Treatment interruption in order to establish immune control should not be confused with other kinds of treatment interruptions, such as the five-days-on-two-days-off reported elsewhere in this issue. That more modest interruption seeks to reduce antiretroviral use in carefully selected patients in order to reduce expense and improve quality of life, not to help the immune system gain permanent control of HIV. Treatment is discontinued for only two days then automatically restarted before the virus has a chance to come back -- not discontinued for years at a time if viral load stays low.

Comment

Our impression is that the early HIV treatment and interruption to help build immune control of the virus probably is helping, but not enough for most patients. Some of the newer research into HIV immunity and pathogenesis may ultimately provide the additional help necessary. We need more research on why some primate species (and a few people) do not get infected with HIV, or do get infected but then do not get sick, and whether some of the mechanisms involved could be produced artificially by drug treatment.

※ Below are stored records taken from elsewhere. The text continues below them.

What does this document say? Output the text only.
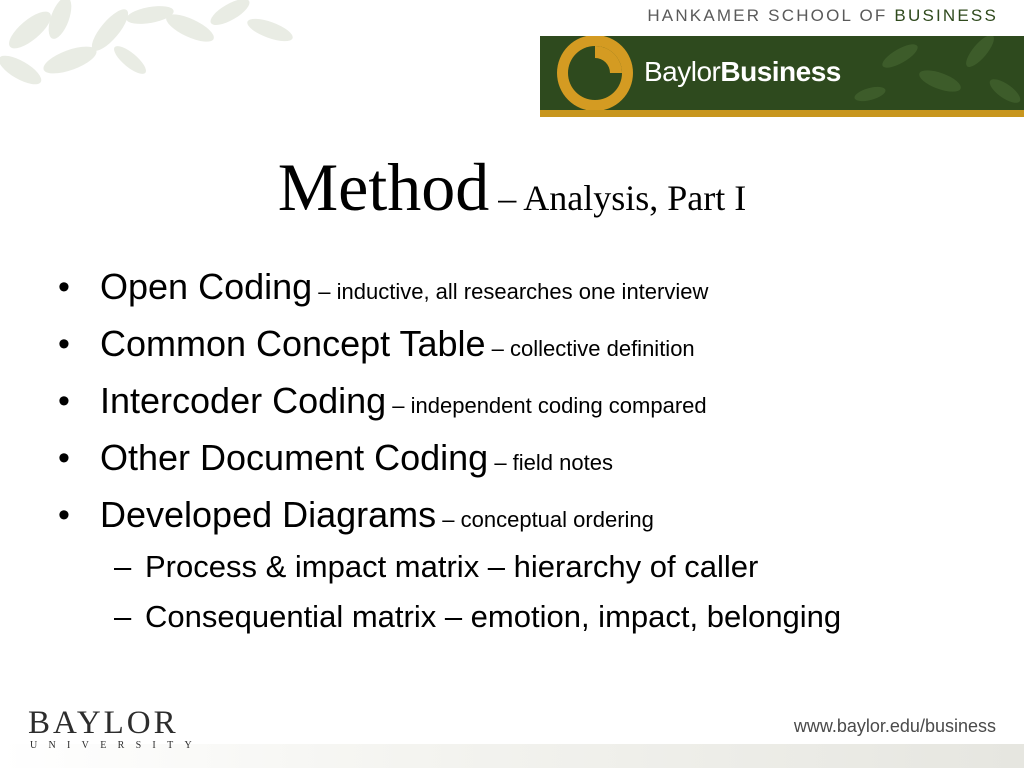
HANKAMER SCHOOL OF BUSINESS
BaylorBusiness
Method – Analysis, Part I
• Open Coding – inductive, all researches one interview
• Common Concept Table – collective definition
• Intercoder Coding – independent coding compared
• Other Document Coding – field notes
• Developed Diagrams – conceptual ordering
– Process & impact matrix – hierarchy of caller
– Consequential matrix – emotion, impact, belonging
BAYLOR
UNIVERSITY
www.baylor.edu/business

It will be necessary to build public-interest advocacy to make sure that needed research happens, since the companies already selling antiretrovirals may not have an incentive to greatly reduce their use.

References

1. PLOS Medicine. December 2004; volume 1, issue 3: number e70. Open access (no subscription needed) at http://medicine.plosjournals.org/. A search for "interruption HIV" (without the quotes) will find this and related articles in PLOS Medicine.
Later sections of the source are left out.